PORTLAND, Maine — The developer of a natural gas import and export terminal in Robbinston has decided to put its project up for sale.
George Petrides, chairman of the board for Downeast LNG, said in a news release that the company decided that another industrial firm or infrastructure investor would be better suited to take on the project, which it has been developing amid a rapid and continuing drop in global oil and liquefied natural gas pricing.
The company said it plans to put the project up for sale as of July 1, 2016.
The company’s majority shareholder is the New York City-based Yorktown Partners, which says it has about $7 billion in energy investments under management.

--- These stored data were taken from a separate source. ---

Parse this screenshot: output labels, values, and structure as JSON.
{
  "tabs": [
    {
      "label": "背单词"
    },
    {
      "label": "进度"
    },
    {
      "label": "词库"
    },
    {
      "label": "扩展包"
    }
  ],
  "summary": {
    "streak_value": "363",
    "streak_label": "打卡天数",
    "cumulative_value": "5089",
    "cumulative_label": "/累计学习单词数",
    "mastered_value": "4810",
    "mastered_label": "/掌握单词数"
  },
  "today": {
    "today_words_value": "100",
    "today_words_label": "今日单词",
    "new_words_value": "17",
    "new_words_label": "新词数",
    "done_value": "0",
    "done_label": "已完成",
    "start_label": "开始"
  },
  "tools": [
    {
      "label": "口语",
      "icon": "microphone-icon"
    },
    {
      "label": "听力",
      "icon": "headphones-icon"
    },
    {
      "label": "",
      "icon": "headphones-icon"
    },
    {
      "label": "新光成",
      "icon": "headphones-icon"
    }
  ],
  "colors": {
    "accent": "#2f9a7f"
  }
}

Opponents of the Downeast LNG project cheered the decision, saying the choice to sell points to its challenges and deficiencies.
“Downeast LNG has finally recognized that they are not qualified to carry out the project,” said Robert Godfrey, webmaster and researcher for the group Save Passamaquoddy Bay. “They were never qualified to carry it out. The project has been beleaguered by numerous insurmountable obstacles that they should have anticipated.”
Godfrey said those obstacles include requirements for the project to obtain approvals in Canada and from the Passamaquoddy Tribe in order to bring ships in and out of the bay.
The $2 billion project would include facilities to liquefy up to 460 million cubic feet per day for export or convert up to 100 million cubic feet per day back into gas for import. It would also have a storage tank, a pier for transporting LNG to and from ships and a 30-mile pipeline from Robbinston to Baring, to connect with the Maritimes and Northeast Pipeline.
Petrides said the company sees that although global pricing for LNG has been low in recent years, pending expansions feeding the Maritimes and Northeast line increase the ability to send gas from the Marcellus Shale east to Robbinston and then abroad.
He also noted that another export project in Louisiana, backed by Venture Global LNG, has raised more than $265 million.
The company in March received approval from the Federal Energy Regulatory Commission to export gas to countries included or potentially included in free trade agreements with the United States.
Last summer, Downeast LNG hired an engineering firm to work on designs for the project and has put the project forward for various permits before federal energy regulators.
Others have seen that opportunity to export from the Maritimes and Northeast pipeline as well.
A subsidiary of the Australian company Liquified Natural Gas Ltd. last year announced plans to export Marcellus and Canadian shale gas from a site near Port Hawkesbury, Nova Scotia. It asked and in February received approval from FERC to export gas originating in the United States to countries not included in free trade agreements with the United States.
The company, Bear Head LNG, also plans to connect to the Maritimes and Northeast pipeline and said that delays in exporting gas west from western and central Canada have created an opportunity to move that gas east.
The technology to harvest those U.S. and Canadian sources of natural gas has upended global markets for the fuel and from 10 years ago entirely reversed plans like Downeast LNG’s original proposal for an import-only terminal in Robbinston.
In regulatory filings, Bear Head said it intends to export more than 2.5 times the annual amount of gas as the Downeast LNG project. Downeast has proposed exporting about 3.3 million metric tons per year, compared with 8 million metric tons per year proposed by the Bear Head project.